Business & Economics

  1. GameStop stock exploded this week after retail investors, organised through the Reddit forum WallStreetBets, bought up the stock en masse. Several hedge funds had large short positions in the stock, so the increase in price caused a significant short squeeze that saw the stock jump to over $300, up from $18 at the start of the month.
  2. Several trading apps, including the popular Robinhood, came under fire this week after they suspended purchases of GameStop stock as well as a number of other volatile stocks. Investors who used the platform were only able to close their positions in the stocks, leading to calls for investigation into the apps from Congressmen and Senators from both parties.
  3. The value of bitcoin jumped again this week to $37000 after Elon Musk added the word Bitcoin to his Twitter bio. Nor was this the only asset whose price jumped due to Musk’s words this week. GameStop stock jumped 50% after Musk tweeted “Gamestonk!!”.
  4. General Motors has announced that they will end production of all petrol vehicles by 2035, speeding up their plans to go electric. The carmaker is the largest in the US and has set itself a significant target; of the 2.55 million cars it sold last year, only 20,000 were electric.
  5. The iconic boot brand Dr Martens this week launched its IPO. The offer was significantly oversubscribed, and prices rose by 14% from the initial offering at 370p. Meanwhile Moonpig has announced it is accelerating its IPO and will price its offer at the top end of its range.

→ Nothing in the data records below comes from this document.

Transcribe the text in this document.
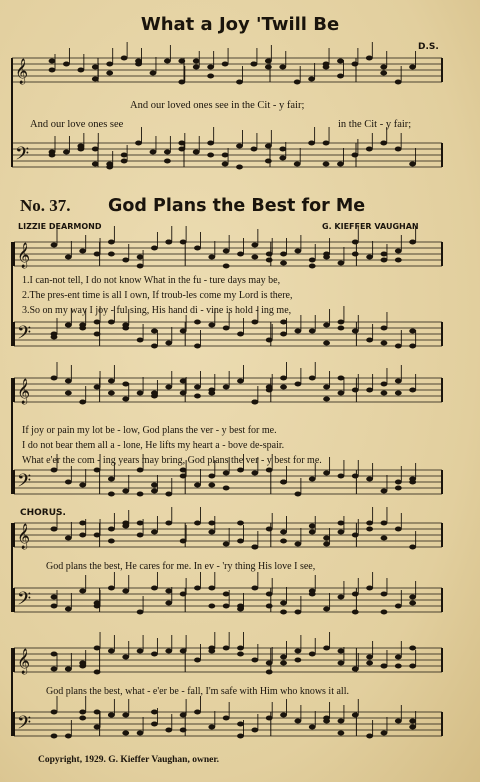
𝄞
𝄢
𝄞
𝄢
𝄞
𝄢
𝄞
𝄢
𝄞
𝄢
What a Joy 'Twill Be
D.S.
And our loved ones see in the Cit - y fair;
And our love ones see	in the Cit - y fair;
No. 37. God Plans the Best for Me
LIZZIE DEARMOND	G. KIEFFER VAUGHAN
1.I can-not tell, I do not know What in the fu - ture days may be,
2.The pres-ent time is all I own, If troub-les come my Lord is there,
3.So on my way I joy - ful sing, His hand di - vine is hold - ing me,
If joy or pain my lot be - low, God plans the ver - y best for me.
I do not bear them all a - lone, He lifts my heart a - bove de-spair.
What e'er the com - ing years may bring, God plans the ver - y best for me.
CHORUS.
God plans the best, He cares for me. In ev - 'ry thing His love I see,
God plans the best, what - e'er be - fall, I'm safe with Him who knows it all.
Copyright, 1929. G. Kieffer Vaughan, owner.
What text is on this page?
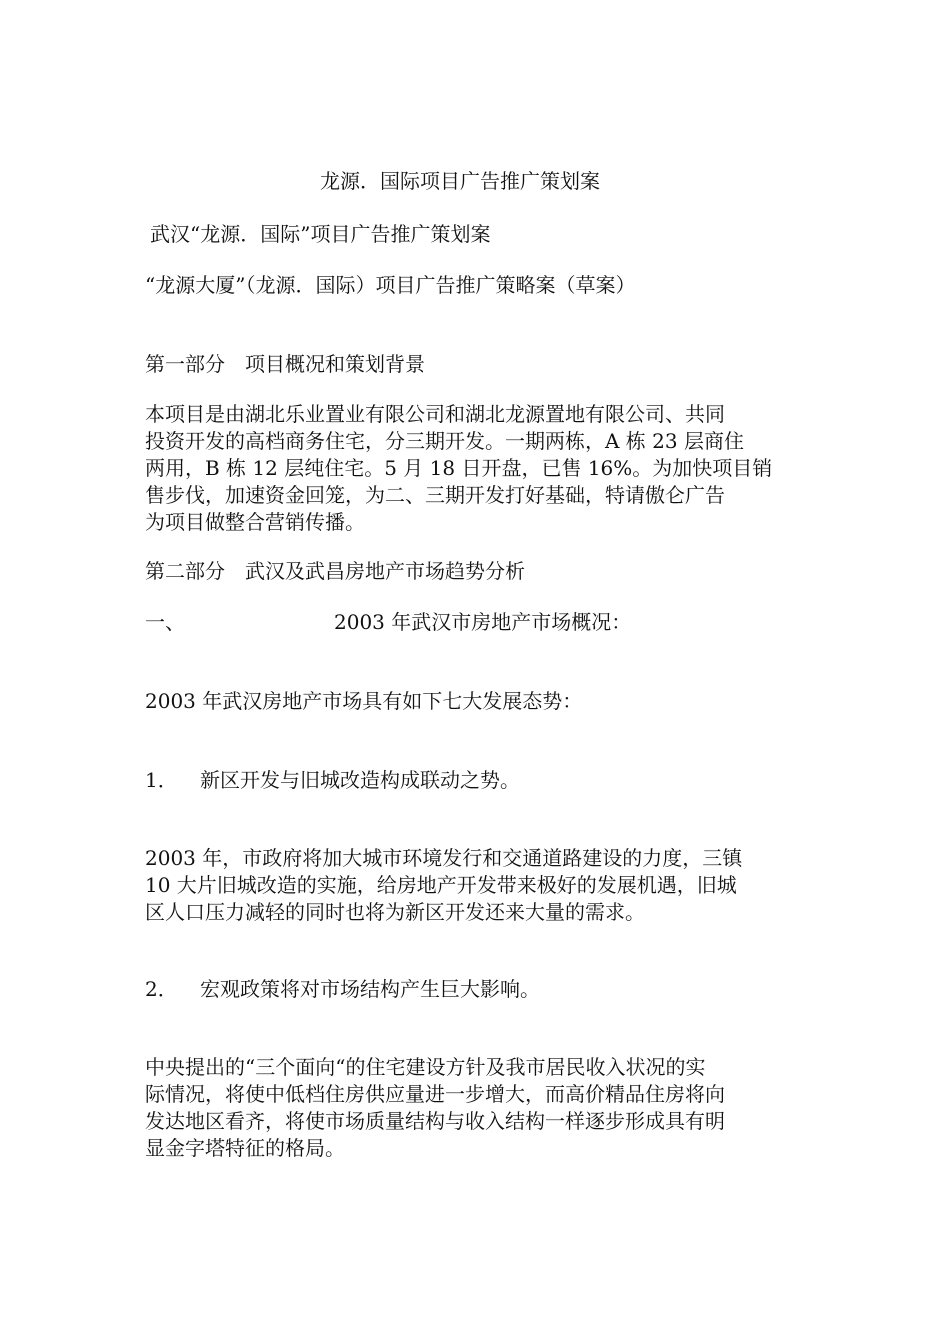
龙源．国际项目广告推广策划案
武汉“龙源．国际”项目广告推广策划案
“龙源大厦”（龙源．国际）项目广告推广策略案（草案）
第一部分　项目概况和策划背景
本项目是由湖北乐业置业有限公司和湖北龙源置地有限公司、共同
投资开发的高档商务住宅，分三期开发。一期两栋，A 栋 23 层商住
两用，B 栋 12 层纯住宅。5 月 18 日开盘，已售 16%。为加快项目销
售步伐，加速资金回笼，为二、三期开发打好基础，特请傲仑广告
为项目做整合营销传播。
第二部分　武汉及武昌房地产市场趋势分析
一、	2003 年武汉市房地产市场概况：
2003 年武汉房地产市场具有如下七大发展态势：
1． 新区开发与旧城改造构成联动之势。
2003 年，市政府将加大城市环境发行和交通道路建设的力度，三镇
10 大片旧城改造的实施，给房地产开发带来极好的发展机遇，旧城
区人口压力减轻的同时也将为新区开发还来大量的需求。
2． 宏观政策将对市场结构产生巨大影响。
中央提出的“三个面向“的住宅建设方针及我市居民收入状况的实
际情况，将使中低档住房供应量进一步增大，而高价精品住房将向
发达地区看齐，将使市场质量结构与收入结构一样逐步形成具有明
显金字塔特征的格局。
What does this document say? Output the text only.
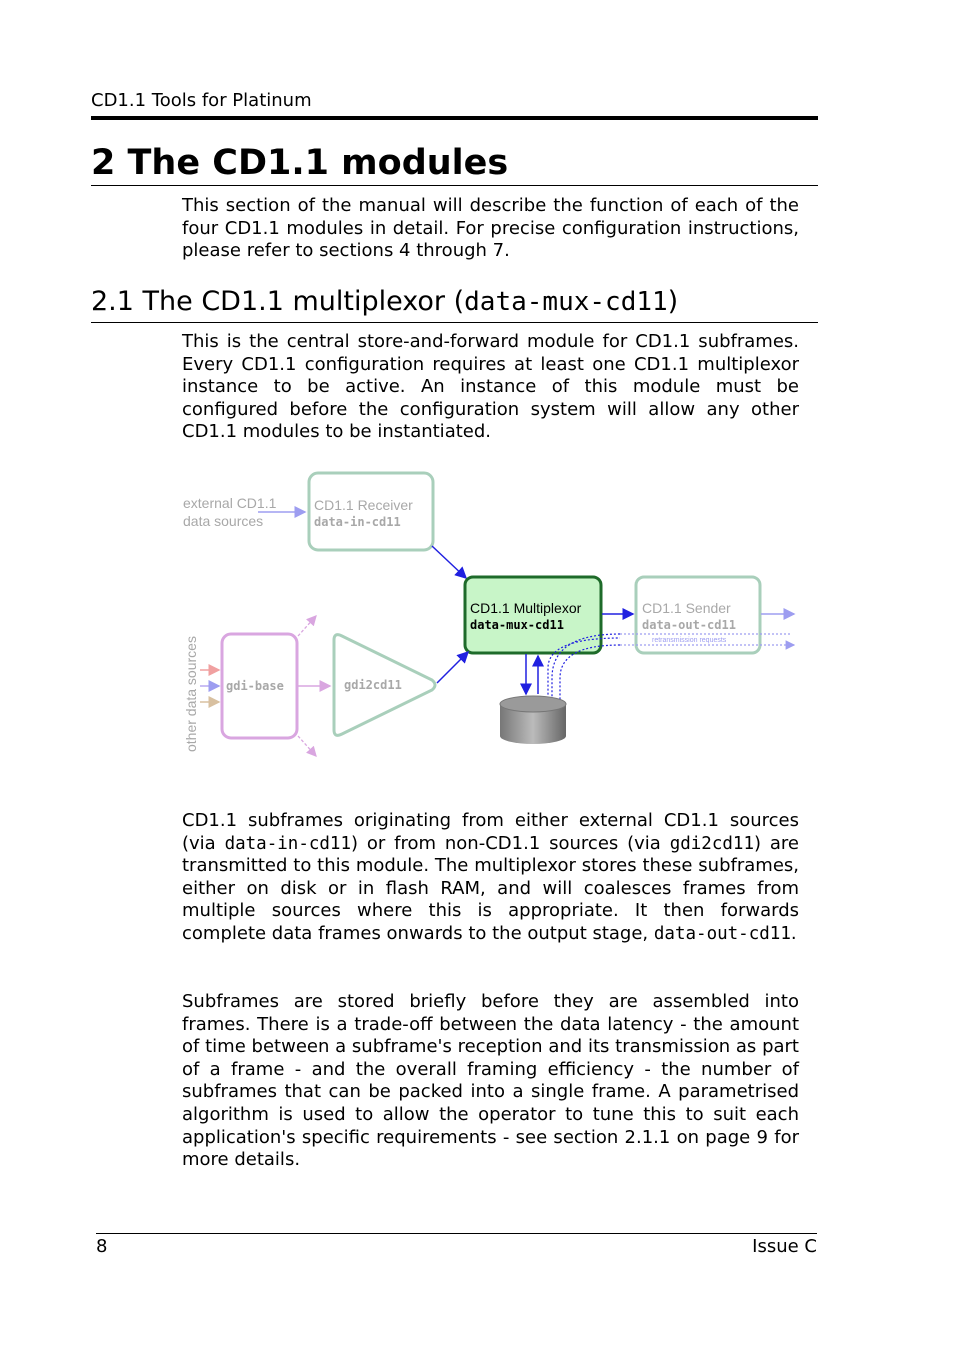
CD1.1 Tools for Platinum
2 The CD1.1 modules

This section of the manual will describe the function of each of the four CD1.1 modules in detail. For precise configuration instructions, please refer to sections 4 through 7.

2.1 The CD1.1 multiplexor (data-mux-cd11)

This is the central store-and-forward module for CD1.1 subframes. Every CD1.1 configuration requires at least one CD1.1 multiplexor instance to be active. An instance of this module must be configured before the configuration system will allow any other CD1.1 modules to be instantiated.

external CD1.1
data sources
CD1.1 Receiver
data-in-cd11
CD1.1 Multiplexor
data-mux-cd11
CD1.1 Sender
data-out-cd11
retransmission requests
other data sources gdi-base	gdi2cd11

CD1.1 subframes originating from either external CD1.1 sources (via data-in-cd11) or from non-CD1.1 sources (via gdi2cd11) are transmitted to this module. The multiplexor stores these subframes, either on disk or in flash RAM, and will coalesces frames from multiple sources where this is appropriate. It then forwards complete data frames onwards to the output stage, data-out-cd11.

Subframes are stored briefly before they are assembled into frames. There is a trade-off between the data latency - the amount of time between a subframe's reception and its transmission as part of a frame - and the overall framing efficiency - the number of subframes that can be packed into a single frame. A parametrised algorithm is used to allow the operator to tune this to suit each application's specific requirements - see section 2.1.1 on page 9 for more details.

8	Issue C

  6. Apple has recorded its most profitable quarter ever, with a revenue of $111.4 billion and profits of $28.7 billion. The results were partly fuelled by massive demand for the newest iPhones. iPhone revenues made up $65.6 billion of the total, a new record for Apple.
  7. The Hinkley Point C nuclear power plant has been delayed by 6 months and will cost another £500 million due to the pandemic. The plant will now not come online until at least June 2026 and will cost almost £23 billion, a significant increase from the £18 billion price tag that was originally estimated.